A hint of a smile tugged at the corners of Buffy's mouth, and when she stood up she grabbed the rim of Giles' patio table and shoved it out of the way. The table slid over stone tiles until it was stopped by the garden wall, and the Plexiglas tabletop shattered with the impact.
Buffy waited for him to come to her, and easily evaded his first swing. She ducked underneath his right arm and popped up behind him to deliver a powerful kick to his back. Spike smashed face-first into the wall, not far from Giles' broken table.
Maybe he should rethink that whole "not so tough" idea.
Seconds later he heard her come at him again. When she grabbed a handful of his jacket to spin him around, he spun with her and brought his left arm up to backhand her across the face. Her head snapped to the right and she spat blood. Spike continued with several body blows before she had time to recover. Spike thought he had the upper hand, but the second he paused to pull out a stake Buffy straightened up and popped him in the nose twice.
"Ow!" he cried, as his hands flew to his face to make sure it wasn't broken. "Lay off the nose, woman!"
"You made me spit blood!" Buffy accused, and tried to kick him in the midsection. He caught her foot before it connected and pulled. Her shoe came off in his hands, startling him, and giving Buffy another opportunity to shove him backwards. When she grabbed the lapels of his collar and moved in to bite him, Spike pushed against her shoulders and jerked his knee up in between her legs.

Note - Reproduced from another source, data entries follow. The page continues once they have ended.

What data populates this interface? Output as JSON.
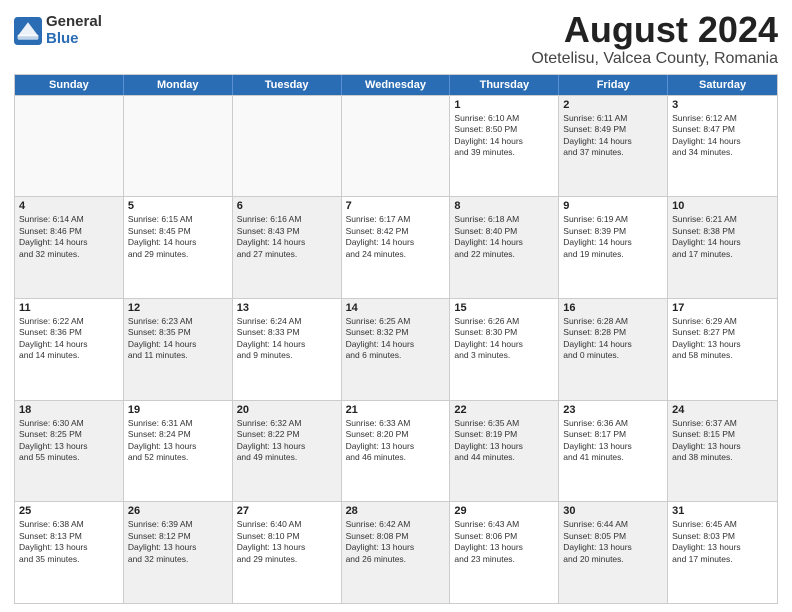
{
  "logo": {
    "general": "General",
    "blue": "Blue"
  },
  "title": "August 2024",
  "subtitle": "Otetelisu, Valcea County, Romania",
  "header_days": [
    "Sunday",
    "Monday",
    "Tuesday",
    "Wednesday",
    "Thursday",
    "Friday",
    "Saturday"
  ],
  "rows": [
    [
      {
        "day": "",
        "text": "",
        "shaded": false,
        "empty": true
      },
      {
        "day": "",
        "text": "",
        "shaded": false,
        "empty": true
      },
      {
        "day": "",
        "text": "",
        "shaded": false,
        "empty": true
      },
      {
        "day": "",
        "text": "",
        "shaded": false,
        "empty": true
      },
      {
        "day": "1",
        "text": "Sunrise: 6:10 AM\nSunset: 8:50 PM\nDaylight: 14 hours\nand 39 minutes.",
        "shaded": false,
        "empty": false
      },
      {
        "day": "2",
        "text": "Sunrise: 6:11 AM\nSunset: 8:49 PM\nDaylight: 14 hours\nand 37 minutes.",
        "shaded": true,
        "empty": false
      },
      {
        "day": "3",
        "text": "Sunrise: 6:12 AM\nSunset: 8:47 PM\nDaylight: 14 hours\nand 34 minutes.",
        "shaded": false,
        "empty": false
      }
    ],
    [
      {
        "day": "4",
        "text": "Sunrise: 6:14 AM\nSunset: 8:46 PM\nDaylight: 14 hours\nand 32 minutes.",
        "shaded": true,
        "empty": false
      },
      {
        "day": "5",
        "text": "Sunrise: 6:15 AM\nSunset: 8:45 PM\nDaylight: 14 hours\nand 29 minutes.",
        "shaded": false,
        "empty": false
      },
      {
        "day": "6",
        "text": "Sunrise: 6:16 AM\nSunset: 8:43 PM\nDaylight: 14 hours\nand 27 minutes.",
        "shaded": true,
        "empty": false
      },
      {
        "day": "7",
        "text": "Sunrise: 6:17 AM\nSunset: 8:42 PM\nDaylight: 14 hours\nand 24 minutes.",
        "shaded": false,
        "empty": false
      },
      {
        "day": "8",
        "text": "Sunrise: 6:18 AM\nSunset: 8:40 PM\nDaylight: 14 hours\nand 22 minutes.",
        "shaded": true,
        "empty": false
      },
      {
        "day": "9",
        "text": "Sunrise: 6:19 AM\nSunset: 8:39 PM\nDaylight: 14 hours\nand 19 minutes.",
        "shaded": false,
        "empty": false
      },
      {
        "day": "10",
        "text": "Sunrise: 6:21 AM\nSunset: 8:38 PM\nDaylight: 14 hours\nand 17 minutes.",
        "shaded": true,
        "empty": false
      }
    ],
    [
      {
        "day": "11",
        "text": "Sunrise: 6:22 AM\nSunset: 8:36 PM\nDaylight: 14 hours\nand 14 minutes.",
        "shaded": false,
        "empty": false
      },
      {
        "day": "12",
        "text": "Sunrise: 6:23 AM\nSunset: 8:35 PM\nDaylight: 14 hours\nand 11 minutes.",
        "shaded": true,
        "empty": false
      },
      {
        "day": "13",
        "text": "Sunrise: 6:24 AM\nSunset: 8:33 PM\nDaylight: 14 hours\nand 9 minutes.",
        "shaded": false,
        "empty": false
      },
      {
        "day": "14",
        "text": "Sunrise: 6:25 AM\nSunset: 8:32 PM\nDaylight: 14 hours\nand 6 minutes.",
        "shaded": true,
        "empty": false
      },
      {
        "day": "15",
        "text": "Sunrise: 6:26 AM\nSunset: 8:30 PM\nDaylight: 14 hours\nand 3 minutes.",
        "shaded": false,
        "empty": false
      },
      {
        "day": "16",
        "text": "Sunrise: 6:28 AM\nSunset: 8:28 PM\nDaylight: 14 hours\nand 0 minutes.",
        "shaded": true,
        "empty": false
      },
      {
        "day": "17",
        "text": "Sunrise: 6:29 AM\nSunset: 8:27 PM\nDaylight: 13 hours\nand 58 minutes.",
        "shaded": false,
        "empty": false
      }
    ],
    [
      {
        "day": "18",
        "text": "Sunrise: 6:30 AM\nSunset: 8:25 PM\nDaylight: 13 hours\nand 55 minutes.",
        "shaded": true,
        "empty": false
      },
      {
        "day": "19",
        "text": "Sunrise: 6:31 AM\nSunset: 8:24 PM\nDaylight: 13 hours\nand 52 minutes.",
        "shaded": false,
        "empty": false
      },
      {
        "day": "20",
        "text": "Sunrise: 6:32 AM\nSunset: 8:22 PM\nDaylight: 13 hours\nand 49 minutes.",
        "shaded": true,
        "empty": false
      },
      {
        "day": "21",
        "text": "Sunrise: 6:33 AM\nSunset: 8:20 PM\nDaylight: 13 hours\nand 46 minutes.",
        "shaded": false,
        "empty": false
      },
      {
        "day": "22",
        "text": "Sunrise: 6:35 AM\nSunset: 8:19 PM\nDaylight: 13 hours\nand 44 minutes.",
        "shaded": true,
        "empty": false
      },
      {
        "day": "23",
        "text": "Sunrise: 6:36 AM\nSunset: 8:17 PM\nDaylight: 13 hours\nand 41 minutes.",
        "shaded": false,
        "empty": false
      },
      {
        "day": "24",
        "text": "Sunrise: 6:37 AM\nSunset: 8:15 PM\nDaylight: 13 hours\nand 38 minutes.",
        "shaded": true,
        "empty": false
      }
    ],
    [
      {
        "day": "25",
        "text": "Sunrise: 6:38 AM\nSunset: 8:13 PM\nDaylight: 13 hours\nand 35 minutes.",
        "shaded": false,
        "empty": false
      },
      {
        "day": "26",
        "text": "Sunrise: 6:39 AM\nSunset: 8:12 PM\nDaylight: 13 hours\nand 32 minutes.",
        "shaded": true,
        "empty": false
      },
      {
        "day": "27",
        "text": "Sunrise: 6:40 AM\nSunset: 8:10 PM\nDaylight: 13 hours\nand 29 minutes.",
        "shaded": false,
        "empty": false
      },
      {
        "day": "28",
        "text": "Sunrise: 6:42 AM\nSunset: 8:08 PM\nDaylight: 13 hours\nand 26 minutes.",
        "shaded": true,
        "empty": false
      },
      {
        "day": "29",
        "text": "Sunrise: 6:43 AM\nSunset: 8:06 PM\nDaylight: 13 hours\nand 23 minutes.",
        "shaded": false,
        "empty": false
      },
      {
        "day": "30",
        "text": "Sunrise: 6:44 AM\nSunset: 8:05 PM\nDaylight: 13 hours\nand 20 minutes.",
        "shaded": true,
        "empty": false
      },
      {
        "day": "31",
        "text": "Sunrise: 6:45 AM\nSunset: 8:03 PM\nDaylight: 13 hours\nand 17 minutes.",
        "shaded": false,
        "empty": false
      }
    ]
  ]
}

On a man, the move would have been incapacitating. Buffy was decidedly female, but Spike figured it would take her attention away from his neck, even if it was to mock him.
Their difference in height caused Buffy's feet to leave the ground for a moment as she was lifted by his leg. When her feet connected with the ground again she had lost her center of balance, and slipped on the pebbles of broken tabletop. Spike was pulled down with her as she fell backwards. He landed flush on top of her, hands still holding her shoulders.
For one still moment they just looked at each other. Then Buffy pushed him off her and scrambled to her feet. "Don't get cocky," she snapped, before disappearing. Spike stared after her and wondered if she meant his attitude…or something else.